The Sahara is the largest hot desert in the world (technically, the Arctic and the Antarctic are also deserts, and they’re both larger).  The average high temperature exceeds 38 to 40 °C or 100.4 to 104.0 °F and sand temperatures are even higher – though nights are much colder. However, it is a myth that the nights are cold after extremely hot days in the Sahara and overall, average temperatures range between 13 °C or 55.4 °F and 20 °C or 68.0 °F. Needless to say, precipitations are extremely scarce and snow is almost a myth. In fact, it’s only the second time in living history it snowed in the Sahara.

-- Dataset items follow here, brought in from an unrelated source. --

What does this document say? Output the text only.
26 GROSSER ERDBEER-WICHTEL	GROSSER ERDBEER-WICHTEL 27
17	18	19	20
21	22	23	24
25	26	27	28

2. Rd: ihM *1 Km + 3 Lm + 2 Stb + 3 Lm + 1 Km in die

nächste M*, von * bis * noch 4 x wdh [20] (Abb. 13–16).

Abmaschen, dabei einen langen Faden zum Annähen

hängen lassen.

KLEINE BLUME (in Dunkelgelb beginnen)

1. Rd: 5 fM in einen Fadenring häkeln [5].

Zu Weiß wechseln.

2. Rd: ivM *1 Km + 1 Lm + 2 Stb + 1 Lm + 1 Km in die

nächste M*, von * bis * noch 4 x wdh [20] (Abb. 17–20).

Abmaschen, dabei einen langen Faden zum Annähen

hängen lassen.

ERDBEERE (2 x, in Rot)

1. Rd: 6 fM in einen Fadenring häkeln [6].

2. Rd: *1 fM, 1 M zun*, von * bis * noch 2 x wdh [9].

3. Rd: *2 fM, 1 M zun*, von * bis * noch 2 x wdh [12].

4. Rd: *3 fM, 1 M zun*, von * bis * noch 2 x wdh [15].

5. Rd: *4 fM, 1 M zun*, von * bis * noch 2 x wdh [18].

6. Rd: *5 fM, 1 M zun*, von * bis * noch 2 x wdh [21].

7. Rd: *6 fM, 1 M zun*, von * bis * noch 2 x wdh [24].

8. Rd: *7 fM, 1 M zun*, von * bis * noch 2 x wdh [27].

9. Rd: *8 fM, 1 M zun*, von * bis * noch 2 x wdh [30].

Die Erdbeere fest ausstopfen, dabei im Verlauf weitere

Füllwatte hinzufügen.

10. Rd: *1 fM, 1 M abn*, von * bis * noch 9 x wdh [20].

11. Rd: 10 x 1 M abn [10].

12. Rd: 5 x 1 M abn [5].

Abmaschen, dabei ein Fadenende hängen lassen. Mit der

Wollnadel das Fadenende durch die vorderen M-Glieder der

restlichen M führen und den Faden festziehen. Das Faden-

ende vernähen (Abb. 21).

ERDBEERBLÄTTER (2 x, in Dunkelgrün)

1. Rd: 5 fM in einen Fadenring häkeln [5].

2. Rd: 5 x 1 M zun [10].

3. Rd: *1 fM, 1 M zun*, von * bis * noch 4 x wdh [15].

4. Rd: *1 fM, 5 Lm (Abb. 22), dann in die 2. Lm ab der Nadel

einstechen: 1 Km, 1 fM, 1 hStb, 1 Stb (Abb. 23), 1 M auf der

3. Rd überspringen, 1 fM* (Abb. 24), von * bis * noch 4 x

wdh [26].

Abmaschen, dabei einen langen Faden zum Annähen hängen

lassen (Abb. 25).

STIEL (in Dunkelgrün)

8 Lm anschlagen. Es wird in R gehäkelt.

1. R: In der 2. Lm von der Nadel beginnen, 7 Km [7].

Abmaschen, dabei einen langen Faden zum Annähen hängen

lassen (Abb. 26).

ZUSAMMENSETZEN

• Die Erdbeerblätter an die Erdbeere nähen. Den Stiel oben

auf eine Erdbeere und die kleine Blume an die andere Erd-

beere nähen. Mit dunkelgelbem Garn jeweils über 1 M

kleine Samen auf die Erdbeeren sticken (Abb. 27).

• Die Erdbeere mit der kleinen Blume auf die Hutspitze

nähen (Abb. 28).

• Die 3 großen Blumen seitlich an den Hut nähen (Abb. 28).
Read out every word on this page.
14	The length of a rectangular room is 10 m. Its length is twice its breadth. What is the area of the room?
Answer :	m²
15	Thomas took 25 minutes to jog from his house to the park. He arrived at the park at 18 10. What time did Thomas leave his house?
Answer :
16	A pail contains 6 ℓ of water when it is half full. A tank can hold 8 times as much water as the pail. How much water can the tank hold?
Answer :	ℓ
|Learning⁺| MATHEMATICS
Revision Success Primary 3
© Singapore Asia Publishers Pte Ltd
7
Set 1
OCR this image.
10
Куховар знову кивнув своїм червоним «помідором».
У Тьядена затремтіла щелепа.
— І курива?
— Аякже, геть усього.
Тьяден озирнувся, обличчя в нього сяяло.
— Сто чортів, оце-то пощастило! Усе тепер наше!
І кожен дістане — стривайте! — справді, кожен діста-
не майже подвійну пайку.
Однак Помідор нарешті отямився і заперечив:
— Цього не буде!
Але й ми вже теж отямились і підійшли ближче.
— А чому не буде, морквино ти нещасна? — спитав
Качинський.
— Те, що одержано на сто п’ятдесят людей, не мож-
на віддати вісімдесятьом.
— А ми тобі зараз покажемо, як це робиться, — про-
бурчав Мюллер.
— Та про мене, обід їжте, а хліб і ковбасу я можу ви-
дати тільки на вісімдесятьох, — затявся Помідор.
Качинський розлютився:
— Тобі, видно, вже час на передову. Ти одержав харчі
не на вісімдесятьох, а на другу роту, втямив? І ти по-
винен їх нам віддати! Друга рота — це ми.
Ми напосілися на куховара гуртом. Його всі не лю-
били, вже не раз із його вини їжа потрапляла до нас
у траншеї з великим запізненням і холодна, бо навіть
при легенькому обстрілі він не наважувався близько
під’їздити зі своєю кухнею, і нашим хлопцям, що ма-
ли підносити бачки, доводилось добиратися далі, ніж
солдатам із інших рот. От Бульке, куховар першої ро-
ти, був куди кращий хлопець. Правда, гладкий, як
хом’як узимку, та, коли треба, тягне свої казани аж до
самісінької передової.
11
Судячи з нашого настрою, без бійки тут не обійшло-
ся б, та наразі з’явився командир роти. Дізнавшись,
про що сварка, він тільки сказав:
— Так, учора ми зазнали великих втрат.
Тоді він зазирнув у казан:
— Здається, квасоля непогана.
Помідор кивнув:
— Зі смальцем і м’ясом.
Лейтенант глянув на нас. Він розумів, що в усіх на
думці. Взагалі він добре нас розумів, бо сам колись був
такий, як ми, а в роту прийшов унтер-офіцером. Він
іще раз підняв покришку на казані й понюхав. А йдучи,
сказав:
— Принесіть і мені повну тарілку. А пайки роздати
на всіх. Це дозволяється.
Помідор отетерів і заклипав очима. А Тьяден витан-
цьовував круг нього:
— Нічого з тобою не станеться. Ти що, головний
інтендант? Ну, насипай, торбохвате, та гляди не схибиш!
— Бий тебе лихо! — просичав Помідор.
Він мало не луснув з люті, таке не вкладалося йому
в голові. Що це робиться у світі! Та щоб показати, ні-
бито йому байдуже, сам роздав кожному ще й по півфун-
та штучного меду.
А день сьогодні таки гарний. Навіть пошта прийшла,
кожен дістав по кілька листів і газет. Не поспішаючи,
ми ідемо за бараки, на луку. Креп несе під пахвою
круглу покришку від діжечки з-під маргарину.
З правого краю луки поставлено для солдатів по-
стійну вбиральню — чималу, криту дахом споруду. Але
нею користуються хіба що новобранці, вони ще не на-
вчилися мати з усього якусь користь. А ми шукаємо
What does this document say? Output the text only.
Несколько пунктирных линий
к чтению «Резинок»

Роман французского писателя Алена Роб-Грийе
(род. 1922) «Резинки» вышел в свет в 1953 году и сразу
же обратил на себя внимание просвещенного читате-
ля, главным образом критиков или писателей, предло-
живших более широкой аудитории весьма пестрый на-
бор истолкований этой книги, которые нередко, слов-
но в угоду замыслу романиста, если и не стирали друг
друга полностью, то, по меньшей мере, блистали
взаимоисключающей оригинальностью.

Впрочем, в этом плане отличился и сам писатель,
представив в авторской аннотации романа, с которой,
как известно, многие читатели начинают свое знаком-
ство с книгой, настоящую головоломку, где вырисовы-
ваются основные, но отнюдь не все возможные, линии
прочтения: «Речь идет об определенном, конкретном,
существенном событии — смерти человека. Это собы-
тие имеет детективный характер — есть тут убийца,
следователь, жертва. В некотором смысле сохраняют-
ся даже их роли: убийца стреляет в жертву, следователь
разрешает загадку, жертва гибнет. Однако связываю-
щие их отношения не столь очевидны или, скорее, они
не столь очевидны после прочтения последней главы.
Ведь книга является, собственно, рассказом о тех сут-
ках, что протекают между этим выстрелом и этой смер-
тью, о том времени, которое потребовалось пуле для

Amateur photographer Karim Bouchetata captured the rare phenomenon in photos, saying that the white snow looks spectacular on the bright orange dunes. The snow stayed on for almost a day, which is even more impressive.

“Everyone was stunned to see snow falling in the desert; it is such a rare occurrence,” Mr Bouchetata explained. “It looked amazing as the snow settled on the sand and made a great set of photos. The snow stayed for about a day and has now melted away.”

The last major snowfall – if you can even call it that – hit Ain Sefra in February 1979 when it snowed for a whopping 30 minutes.

Just in case you’re wondering, this isn’t a sign that global warming has slowed its course – in fact, the contrary might very well be true. At this time it’s too early to draw any conclusions.